The information below comes from the statement of deficiencies compiled by health inspectors and provided to AHCJ by the Centers for Medicare and Medicaid Services. It does not include the steps the hospital plans to take to fix the problem, known as a plan of correction. For that information, you should contact the hospital, your state health department or CMS. Accessing the document may require you to file a Freedom of Information Request. Information on doing so is available here.

Based on facility policy, observation, medical record review, and staff and patient interviews, the facility failed to protect patient privacy by performing treatment in a location failed to allow for privacy of health, treatment, or health information. The facility staff also failed to close doors and curtains in patient treatment areas to provide personal privacy.

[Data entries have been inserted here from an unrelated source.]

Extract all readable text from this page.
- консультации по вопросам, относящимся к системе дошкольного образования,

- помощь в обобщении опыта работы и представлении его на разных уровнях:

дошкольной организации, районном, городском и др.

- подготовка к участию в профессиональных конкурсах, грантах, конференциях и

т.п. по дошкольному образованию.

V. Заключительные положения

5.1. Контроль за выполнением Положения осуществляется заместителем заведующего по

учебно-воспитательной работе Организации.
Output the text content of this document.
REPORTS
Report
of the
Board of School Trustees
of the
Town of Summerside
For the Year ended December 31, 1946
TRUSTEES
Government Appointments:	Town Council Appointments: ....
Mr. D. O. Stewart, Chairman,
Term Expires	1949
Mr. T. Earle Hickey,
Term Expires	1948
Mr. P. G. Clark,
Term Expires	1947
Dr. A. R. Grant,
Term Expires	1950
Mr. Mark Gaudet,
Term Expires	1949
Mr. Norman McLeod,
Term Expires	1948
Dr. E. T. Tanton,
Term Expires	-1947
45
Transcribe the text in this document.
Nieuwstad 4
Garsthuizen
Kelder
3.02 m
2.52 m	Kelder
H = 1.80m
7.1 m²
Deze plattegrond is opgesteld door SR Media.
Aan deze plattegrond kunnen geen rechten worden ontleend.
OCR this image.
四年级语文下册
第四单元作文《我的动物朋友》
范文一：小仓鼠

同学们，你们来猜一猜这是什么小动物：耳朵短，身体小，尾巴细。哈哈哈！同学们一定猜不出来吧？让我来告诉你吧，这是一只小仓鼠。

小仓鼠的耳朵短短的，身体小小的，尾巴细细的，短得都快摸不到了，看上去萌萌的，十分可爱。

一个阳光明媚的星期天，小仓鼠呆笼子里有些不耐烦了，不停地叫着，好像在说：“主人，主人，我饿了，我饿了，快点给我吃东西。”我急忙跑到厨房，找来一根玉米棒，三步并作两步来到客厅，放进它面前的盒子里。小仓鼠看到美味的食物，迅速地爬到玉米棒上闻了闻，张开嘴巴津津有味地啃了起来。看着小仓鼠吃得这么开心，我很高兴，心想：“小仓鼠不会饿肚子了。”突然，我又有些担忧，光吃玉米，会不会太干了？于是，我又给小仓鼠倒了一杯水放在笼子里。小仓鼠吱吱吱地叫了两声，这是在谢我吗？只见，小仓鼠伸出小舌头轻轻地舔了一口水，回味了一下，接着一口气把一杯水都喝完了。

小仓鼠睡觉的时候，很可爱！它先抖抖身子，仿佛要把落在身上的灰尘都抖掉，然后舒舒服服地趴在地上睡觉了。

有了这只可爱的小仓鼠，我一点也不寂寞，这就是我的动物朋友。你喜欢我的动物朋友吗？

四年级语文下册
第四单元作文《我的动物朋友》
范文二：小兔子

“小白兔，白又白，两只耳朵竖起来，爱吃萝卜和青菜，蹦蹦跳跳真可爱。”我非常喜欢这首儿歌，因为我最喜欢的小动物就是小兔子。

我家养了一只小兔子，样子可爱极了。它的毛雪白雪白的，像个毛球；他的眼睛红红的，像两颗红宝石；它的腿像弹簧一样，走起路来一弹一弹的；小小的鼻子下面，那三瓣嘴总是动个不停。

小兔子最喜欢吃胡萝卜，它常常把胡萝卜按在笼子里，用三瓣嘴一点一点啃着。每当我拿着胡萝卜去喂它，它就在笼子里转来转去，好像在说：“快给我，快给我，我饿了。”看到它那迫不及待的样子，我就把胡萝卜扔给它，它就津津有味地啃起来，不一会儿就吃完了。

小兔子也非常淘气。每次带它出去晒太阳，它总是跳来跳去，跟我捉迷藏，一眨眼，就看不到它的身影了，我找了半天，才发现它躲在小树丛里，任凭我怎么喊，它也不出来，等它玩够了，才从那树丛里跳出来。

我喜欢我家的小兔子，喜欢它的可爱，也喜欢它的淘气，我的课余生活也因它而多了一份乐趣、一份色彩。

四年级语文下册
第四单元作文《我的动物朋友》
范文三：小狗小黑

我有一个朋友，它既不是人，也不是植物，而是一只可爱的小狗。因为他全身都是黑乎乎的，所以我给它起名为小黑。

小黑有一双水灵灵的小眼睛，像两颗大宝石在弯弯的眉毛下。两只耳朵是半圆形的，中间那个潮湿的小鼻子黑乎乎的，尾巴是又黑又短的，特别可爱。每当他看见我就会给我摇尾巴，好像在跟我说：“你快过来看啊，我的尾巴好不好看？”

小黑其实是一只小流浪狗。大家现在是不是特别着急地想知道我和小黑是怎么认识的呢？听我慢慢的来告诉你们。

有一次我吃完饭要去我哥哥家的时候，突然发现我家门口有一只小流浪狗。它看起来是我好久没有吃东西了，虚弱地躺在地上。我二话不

Review of the facility policy, PRB-6100, "Patient Rights and Responsibilities," effective date 11/1988, last revised 12/2011, revealed that the facility respects, promotes and protects the basic human rights of each individual. Further review revealed that patients were entitled to confidentiality regarding their medical care.
Observation on 09/20/16 at 9:30 a.m. of the ED department revealed a desk with mobile blood pressure/temperature machine that was noted to be situated just inside the entrance to the ED waiting room. No walls or barriers were present around the desk area. There was a rope barrier which was being used for line formation at approximately five (5) feet in front the desk. Another patient and family member were noted to be waiting in line. Patient#1 was observed being triaged by the Registered Nurse RN#4 at the desk. RN#4 was overheard to be asking patient #1 about their reason for being in the ED. The conversation between the RN and the patient could be heard from the line, and people were noted to be watching and listening to the patient as he/she spoke with the RN. This surveyor was able to hear the conversation between the RN and the patient from the line area.
Observation on 09/20/16 at 9:44 a.m. of the ED department from the waiting area revealed patient #1 in one (1) of two (2) treatment rooms located behind the glass-walled registration desk. The door to the treatment room was open, and the patient was observed having his/her blood drawn. The patient was noted to be wincing in pain and crying as his/her blood was drawn. The patient was observed making eye contact with this surveyor who was observing from the waiting area near the ED entrance. Another patient in the ED waiting area was observed to be watching patient #1 receiving treatment in the treatment room.
Observation on 09/20/16 at 9:40 a.m. of the ED department revealed patient #2 being triaged at the triage desk in the ED waiting room. RN#4 was observed asking the patient what their medical problem was, and the patient was overheard stating his/her medical complaint. As the triage of the patient continued, a patient waiting at the roped barrier was noted to be watching and listening as patient#2 was assessed.
During an interview with the ED Director (EDD#3) on 09/20/16 at 4:25 p.m. in the Conference Room, the EDD stated that the secondary triage area at the desk in the ED waiting room was initiated with the idea that patients could be better visualized by nursing staff while waiting in the ED. The EDD further stated that secondary triage was also being used to allow patients to be more quickly assessed. The EDD explained that the triage area was closed down shortly after the surveyor's tour of the ED when it was discovered that patients' information could be easily overheard. The EDD acknowledged that the area being used in the waiting room for triage did not ensure the privacy of patients.
During an interview with RN (#4) on 09/21/16 at 8:14 a.m. in the Conference Room, the RN revealed that 09/21/16 was the first day he/she had ever been assigned to the waiting room triage area to triage patients. The RN indicated that patients are normally triaged near the registration area, which is enclosed for privacy. The RN stated that the triage area in the waiting room was being assessed on a trial basis to see if patients could be more easily visualized by an RN and if triage times could be concluded in a more timely manner. The RN indicated that the privacy of the patients had not been discussed prior to his/her assignment to the triage area. The RN indicated that he/she had only triaged three (3) or four (4) patients in the waiting room triage area before it was shut down. When asked if the doors to the treatment areas behind registration were normally closed during patient treatment, the RN stated that normally the nurses shut the door when they have a patient in there. The RN confirmed that you could see into the treatment areas from the waiting room if the doors were not shut.
Observation on 09/21/16 at 9:39 a.m. of the ED department revealed a patient (#9) in room thirteen (13) in the ED treatment area. The patient was observed to be alone in the room. The patient was noted to be in his/her bed holding two (2) blood soaked gauzes. The patient's private area was exposed, and the curtains were observed to be open. When the patient noticed that the surveyor was observing him/her, the patient covered him/herself with the sheet.